Best not to think of any of it, as I stole another sidelong glance at the perfect chiseled features of Tracy, her once-magnificent torso covered in literally layers of clothing that still did not break a bead of sweat on her movie star brow in the tight humidity of the Fillmore.  We stood up in a side balcony, having staked our territory and endured "Sonic Heaven", an L.A. band of vague Heavy Metal and Stones pretensions, with an impossible lead singer of swagger that reminded me again of history, my own efforts at being a poet rocker some 8 years ago, my own band that had practiced in fungused wet rehearsal spaces of stained and burned rugs and a thousand beer cans, mostly mine, our pathetic 45 I still had a closet of, a song which used the title "Devils's Sundance", an underground film by Joe Madd (not-his-real-name), himself a ceremonial magician who threatened to hex me if I used the title and after a psychic attack nightmare and in general deference to his rep as indeed capable of hex, I backed down.  I stayed away from devils now, unless they were tattooed on a woman's body.  A macho line, but in fact it made the women macho to my own femmed-out self that could weep at the sight of a dead cat on the road.  I was looking for balance.

 

But a wave of excitement - some Tasmanian devil had whirled out of a Bugs Bunny cartoon and hit the stage.  I thought - what, another opening act?  In fact, I couldn't recognize Iggy, his body maybe 10 pounds scrawnier, his hair longer and bleached blond as it had been in his early days with the Stooges, but with two-inch roots and dried to stiff straw.  His face - so gaunt, drawn and horsy I didn't recognize him.  His body - amazingly rock-hard and youthful but that scarecrow face was at once breath-taking and unnerving in its ravaged poetry, a Mt.
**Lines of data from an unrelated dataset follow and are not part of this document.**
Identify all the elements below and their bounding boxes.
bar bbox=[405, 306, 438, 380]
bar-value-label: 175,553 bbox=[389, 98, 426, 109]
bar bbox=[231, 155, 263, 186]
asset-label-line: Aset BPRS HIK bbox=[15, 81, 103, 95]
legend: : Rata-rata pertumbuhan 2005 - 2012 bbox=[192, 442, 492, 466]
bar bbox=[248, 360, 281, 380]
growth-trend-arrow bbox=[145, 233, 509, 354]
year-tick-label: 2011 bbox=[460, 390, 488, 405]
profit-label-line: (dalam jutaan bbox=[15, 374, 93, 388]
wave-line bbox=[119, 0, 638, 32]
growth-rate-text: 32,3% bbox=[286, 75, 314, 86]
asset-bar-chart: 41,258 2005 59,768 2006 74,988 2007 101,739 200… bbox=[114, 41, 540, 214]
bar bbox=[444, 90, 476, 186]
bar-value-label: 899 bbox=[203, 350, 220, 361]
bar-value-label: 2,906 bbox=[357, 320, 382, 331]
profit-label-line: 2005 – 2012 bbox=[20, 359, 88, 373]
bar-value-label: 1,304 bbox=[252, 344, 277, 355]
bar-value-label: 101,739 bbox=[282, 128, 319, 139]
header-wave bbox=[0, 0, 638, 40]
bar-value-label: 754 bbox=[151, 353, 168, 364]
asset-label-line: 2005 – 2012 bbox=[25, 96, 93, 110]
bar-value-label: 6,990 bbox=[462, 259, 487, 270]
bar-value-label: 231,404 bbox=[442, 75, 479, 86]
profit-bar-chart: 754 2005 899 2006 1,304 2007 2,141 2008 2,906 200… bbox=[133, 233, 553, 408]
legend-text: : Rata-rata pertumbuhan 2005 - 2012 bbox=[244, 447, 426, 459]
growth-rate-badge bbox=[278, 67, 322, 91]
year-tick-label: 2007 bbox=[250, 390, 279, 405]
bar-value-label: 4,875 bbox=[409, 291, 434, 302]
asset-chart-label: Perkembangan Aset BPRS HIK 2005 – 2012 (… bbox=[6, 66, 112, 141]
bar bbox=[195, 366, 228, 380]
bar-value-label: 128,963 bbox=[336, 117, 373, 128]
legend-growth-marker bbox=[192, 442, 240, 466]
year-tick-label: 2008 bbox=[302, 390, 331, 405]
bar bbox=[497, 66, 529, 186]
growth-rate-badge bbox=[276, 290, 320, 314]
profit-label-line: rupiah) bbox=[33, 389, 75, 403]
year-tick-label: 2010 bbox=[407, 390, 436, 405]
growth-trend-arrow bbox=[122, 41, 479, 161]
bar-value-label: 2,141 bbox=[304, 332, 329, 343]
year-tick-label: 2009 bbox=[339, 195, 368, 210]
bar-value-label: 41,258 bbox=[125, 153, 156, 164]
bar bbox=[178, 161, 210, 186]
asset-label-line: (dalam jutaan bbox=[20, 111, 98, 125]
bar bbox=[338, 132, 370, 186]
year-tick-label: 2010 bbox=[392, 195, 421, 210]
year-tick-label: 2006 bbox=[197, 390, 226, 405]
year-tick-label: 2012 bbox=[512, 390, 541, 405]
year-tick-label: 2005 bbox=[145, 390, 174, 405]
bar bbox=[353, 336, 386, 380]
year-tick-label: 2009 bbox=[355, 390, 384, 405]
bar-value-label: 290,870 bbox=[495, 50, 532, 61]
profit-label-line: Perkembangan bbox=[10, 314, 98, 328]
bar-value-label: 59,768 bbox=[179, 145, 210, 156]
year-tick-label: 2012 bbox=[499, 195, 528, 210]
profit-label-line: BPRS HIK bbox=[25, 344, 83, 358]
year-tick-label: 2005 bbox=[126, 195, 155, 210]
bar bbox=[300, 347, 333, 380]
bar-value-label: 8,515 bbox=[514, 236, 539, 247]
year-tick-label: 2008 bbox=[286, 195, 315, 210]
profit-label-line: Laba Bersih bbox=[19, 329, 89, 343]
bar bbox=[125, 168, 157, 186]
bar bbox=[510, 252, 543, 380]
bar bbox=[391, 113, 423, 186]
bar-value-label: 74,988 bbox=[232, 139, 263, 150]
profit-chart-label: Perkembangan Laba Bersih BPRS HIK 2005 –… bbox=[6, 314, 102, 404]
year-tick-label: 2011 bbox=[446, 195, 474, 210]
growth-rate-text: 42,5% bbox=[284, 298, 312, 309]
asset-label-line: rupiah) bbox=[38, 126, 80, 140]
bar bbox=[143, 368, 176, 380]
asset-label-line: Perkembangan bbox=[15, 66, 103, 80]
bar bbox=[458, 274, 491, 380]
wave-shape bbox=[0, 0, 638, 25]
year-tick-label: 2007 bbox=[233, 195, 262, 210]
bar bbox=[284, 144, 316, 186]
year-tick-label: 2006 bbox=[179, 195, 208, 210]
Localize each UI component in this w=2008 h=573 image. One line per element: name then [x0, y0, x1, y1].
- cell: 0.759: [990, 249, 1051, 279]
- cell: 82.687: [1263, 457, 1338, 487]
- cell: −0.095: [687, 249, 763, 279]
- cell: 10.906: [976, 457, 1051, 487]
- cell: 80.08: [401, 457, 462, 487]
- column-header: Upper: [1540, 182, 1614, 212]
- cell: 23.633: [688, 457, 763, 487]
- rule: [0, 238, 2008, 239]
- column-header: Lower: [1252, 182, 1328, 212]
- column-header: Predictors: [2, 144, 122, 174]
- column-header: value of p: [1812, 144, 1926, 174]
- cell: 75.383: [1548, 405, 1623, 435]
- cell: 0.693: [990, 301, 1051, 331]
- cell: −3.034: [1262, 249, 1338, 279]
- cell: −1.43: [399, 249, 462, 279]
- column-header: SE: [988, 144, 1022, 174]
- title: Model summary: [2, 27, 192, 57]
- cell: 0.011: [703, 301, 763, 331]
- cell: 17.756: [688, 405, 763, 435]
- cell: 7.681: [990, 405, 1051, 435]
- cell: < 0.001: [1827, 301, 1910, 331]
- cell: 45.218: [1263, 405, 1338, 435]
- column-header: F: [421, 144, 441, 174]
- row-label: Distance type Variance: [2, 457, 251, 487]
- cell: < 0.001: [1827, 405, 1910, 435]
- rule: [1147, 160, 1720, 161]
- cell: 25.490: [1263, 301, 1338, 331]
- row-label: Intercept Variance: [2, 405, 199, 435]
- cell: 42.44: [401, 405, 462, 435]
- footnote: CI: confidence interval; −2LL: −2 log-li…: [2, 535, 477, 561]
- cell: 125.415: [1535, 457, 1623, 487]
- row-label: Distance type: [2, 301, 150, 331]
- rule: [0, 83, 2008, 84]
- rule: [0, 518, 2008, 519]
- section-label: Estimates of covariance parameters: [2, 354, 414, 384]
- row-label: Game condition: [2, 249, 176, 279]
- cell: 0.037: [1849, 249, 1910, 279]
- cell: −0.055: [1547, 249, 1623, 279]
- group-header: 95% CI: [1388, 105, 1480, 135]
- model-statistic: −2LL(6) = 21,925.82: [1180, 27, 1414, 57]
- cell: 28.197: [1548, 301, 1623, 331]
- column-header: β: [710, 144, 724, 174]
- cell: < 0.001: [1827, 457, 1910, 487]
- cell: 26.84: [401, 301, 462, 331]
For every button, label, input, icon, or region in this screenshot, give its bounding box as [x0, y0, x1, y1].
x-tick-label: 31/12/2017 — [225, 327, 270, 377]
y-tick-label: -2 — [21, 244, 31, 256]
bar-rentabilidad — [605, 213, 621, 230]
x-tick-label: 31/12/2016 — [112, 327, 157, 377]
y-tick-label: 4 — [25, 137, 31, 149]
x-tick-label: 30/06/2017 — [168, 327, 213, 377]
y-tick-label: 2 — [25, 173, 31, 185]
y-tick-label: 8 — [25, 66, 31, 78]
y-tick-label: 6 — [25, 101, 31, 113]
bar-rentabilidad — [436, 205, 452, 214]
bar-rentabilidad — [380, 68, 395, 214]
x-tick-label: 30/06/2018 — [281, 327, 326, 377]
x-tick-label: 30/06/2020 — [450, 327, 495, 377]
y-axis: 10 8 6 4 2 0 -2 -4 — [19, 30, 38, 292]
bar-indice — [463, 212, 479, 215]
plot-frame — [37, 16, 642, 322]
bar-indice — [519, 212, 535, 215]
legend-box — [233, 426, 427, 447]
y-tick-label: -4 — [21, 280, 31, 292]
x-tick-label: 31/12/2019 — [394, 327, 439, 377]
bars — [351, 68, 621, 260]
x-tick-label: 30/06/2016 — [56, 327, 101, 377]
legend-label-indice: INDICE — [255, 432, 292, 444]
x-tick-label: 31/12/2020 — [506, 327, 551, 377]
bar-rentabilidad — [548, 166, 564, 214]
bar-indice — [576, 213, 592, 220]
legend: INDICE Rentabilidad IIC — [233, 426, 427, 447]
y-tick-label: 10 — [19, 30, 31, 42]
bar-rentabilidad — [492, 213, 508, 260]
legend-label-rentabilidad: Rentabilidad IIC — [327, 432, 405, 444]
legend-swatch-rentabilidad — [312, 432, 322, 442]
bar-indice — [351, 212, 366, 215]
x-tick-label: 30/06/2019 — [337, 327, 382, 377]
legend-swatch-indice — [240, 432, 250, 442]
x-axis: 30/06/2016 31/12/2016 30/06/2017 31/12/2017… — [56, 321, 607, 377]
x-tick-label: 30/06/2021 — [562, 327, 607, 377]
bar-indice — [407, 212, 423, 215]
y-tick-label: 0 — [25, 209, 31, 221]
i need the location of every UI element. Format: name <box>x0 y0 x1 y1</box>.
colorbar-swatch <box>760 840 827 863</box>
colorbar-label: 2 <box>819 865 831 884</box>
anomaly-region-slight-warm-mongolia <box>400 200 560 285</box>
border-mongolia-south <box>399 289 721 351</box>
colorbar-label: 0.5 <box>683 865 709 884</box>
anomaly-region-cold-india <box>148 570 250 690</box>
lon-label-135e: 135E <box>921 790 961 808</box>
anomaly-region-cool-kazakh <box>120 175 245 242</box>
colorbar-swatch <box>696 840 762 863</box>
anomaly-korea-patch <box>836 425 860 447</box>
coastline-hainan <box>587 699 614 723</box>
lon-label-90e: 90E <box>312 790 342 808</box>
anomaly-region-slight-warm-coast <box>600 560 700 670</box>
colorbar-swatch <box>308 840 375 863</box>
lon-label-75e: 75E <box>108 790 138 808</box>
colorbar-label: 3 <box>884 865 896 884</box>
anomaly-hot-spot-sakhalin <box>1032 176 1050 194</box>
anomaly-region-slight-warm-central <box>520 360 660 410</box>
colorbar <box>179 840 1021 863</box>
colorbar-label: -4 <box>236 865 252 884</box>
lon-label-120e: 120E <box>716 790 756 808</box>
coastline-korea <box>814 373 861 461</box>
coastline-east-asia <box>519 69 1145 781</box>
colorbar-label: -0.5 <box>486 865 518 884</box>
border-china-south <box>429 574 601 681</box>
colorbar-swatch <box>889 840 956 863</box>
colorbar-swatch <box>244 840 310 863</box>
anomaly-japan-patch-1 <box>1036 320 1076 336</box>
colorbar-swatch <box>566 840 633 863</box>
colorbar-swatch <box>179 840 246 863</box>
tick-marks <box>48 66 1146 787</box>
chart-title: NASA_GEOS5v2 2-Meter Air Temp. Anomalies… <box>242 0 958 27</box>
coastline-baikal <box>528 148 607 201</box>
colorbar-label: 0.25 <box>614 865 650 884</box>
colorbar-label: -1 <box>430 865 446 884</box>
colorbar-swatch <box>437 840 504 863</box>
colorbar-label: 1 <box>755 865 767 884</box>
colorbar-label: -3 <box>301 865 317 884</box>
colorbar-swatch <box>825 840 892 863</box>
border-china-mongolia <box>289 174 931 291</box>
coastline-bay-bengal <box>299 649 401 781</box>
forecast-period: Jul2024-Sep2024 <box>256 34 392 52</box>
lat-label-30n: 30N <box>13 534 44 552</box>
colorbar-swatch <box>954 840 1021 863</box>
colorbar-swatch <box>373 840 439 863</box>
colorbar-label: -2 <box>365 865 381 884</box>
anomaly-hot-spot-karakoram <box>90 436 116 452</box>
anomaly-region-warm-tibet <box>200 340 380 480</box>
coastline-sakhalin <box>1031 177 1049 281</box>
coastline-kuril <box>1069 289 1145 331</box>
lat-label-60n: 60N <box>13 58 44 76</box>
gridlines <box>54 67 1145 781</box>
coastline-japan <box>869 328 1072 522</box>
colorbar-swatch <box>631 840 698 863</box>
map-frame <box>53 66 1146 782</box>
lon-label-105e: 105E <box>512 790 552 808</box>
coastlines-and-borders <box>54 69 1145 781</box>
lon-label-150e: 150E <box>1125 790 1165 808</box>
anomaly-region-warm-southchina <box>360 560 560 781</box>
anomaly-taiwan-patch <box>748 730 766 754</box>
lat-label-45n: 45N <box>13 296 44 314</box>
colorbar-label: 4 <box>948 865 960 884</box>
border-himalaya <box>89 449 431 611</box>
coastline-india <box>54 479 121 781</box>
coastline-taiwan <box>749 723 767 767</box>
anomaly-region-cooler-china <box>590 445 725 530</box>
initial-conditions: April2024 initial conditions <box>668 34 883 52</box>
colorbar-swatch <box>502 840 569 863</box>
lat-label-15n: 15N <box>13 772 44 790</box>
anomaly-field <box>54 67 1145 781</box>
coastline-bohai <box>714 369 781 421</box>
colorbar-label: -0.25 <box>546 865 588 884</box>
Rushmore of rock, and he spun his body and kicked up his heels literally between his shoulder blades like some gremlin in zero gravity and seized the mike to mesmerize the punk audience that had found him 16 years after he'd been with the Stooges and I wrestled with Tracy in a warm dark of vinyl. 

 

Iggy's behavior truly seemed like a madman's, but at the same time it was history again, an orphan of rock that perhaps would fade from this finest moment, his last album had still not shot him into the charts and it was obvious from that face that there were few years left for breaking in.  He would be reminisced and discovered like Poe.  And perhaps with Poe's fate, even as he yelled at being that atom age orphan, "Forgotten boy!" he shrieked with a true Hamlet-like intensity, over and over again, so that I felt tears hot on my face and amazed how this rock 'n roll moment had affected me, it was his Brando truth, it was true of me, true of the entire audience who had been drawn to see him, it slipped through our fingers and the fingers grew stiff.

 

But Iggy wasn't stiff.  He threw himself into the audience twice, beating his chest and flicking his long tongue in a parody of cunnilingus, exhorting his audience to lick his "brown asshole".

 

And then it was done, and the audience, whipped up into a rather ugly need, pushed out of the Fillmore like New York subway rush hour, and I knew if I slipped, I would be stomped very possibly to death.

 

I told Dex and Tracy I had to get up before dawn.  I had the shrine bowls to fill with water back at the lama's.  This dichotomy might have intrigued an demon dog woman, but it didn't intrigue Tracy, who's heart beat for surgeons and yet she was drawn to monsters like Iggy, though she had whispered to me in a brief moment of allowed closeness, "I don't think he's clean anymore," and no, he did not appear clean, in fact his performance suggested someone completely crazed on speed, as did his haggard whippet face and body, and I thought as I filled those shrine bowls before dawn: good luck Iggy Pop - take care Dex - Tracy, may you find your man - even as the bowls filled in the flickering candles with a sepia brass glow.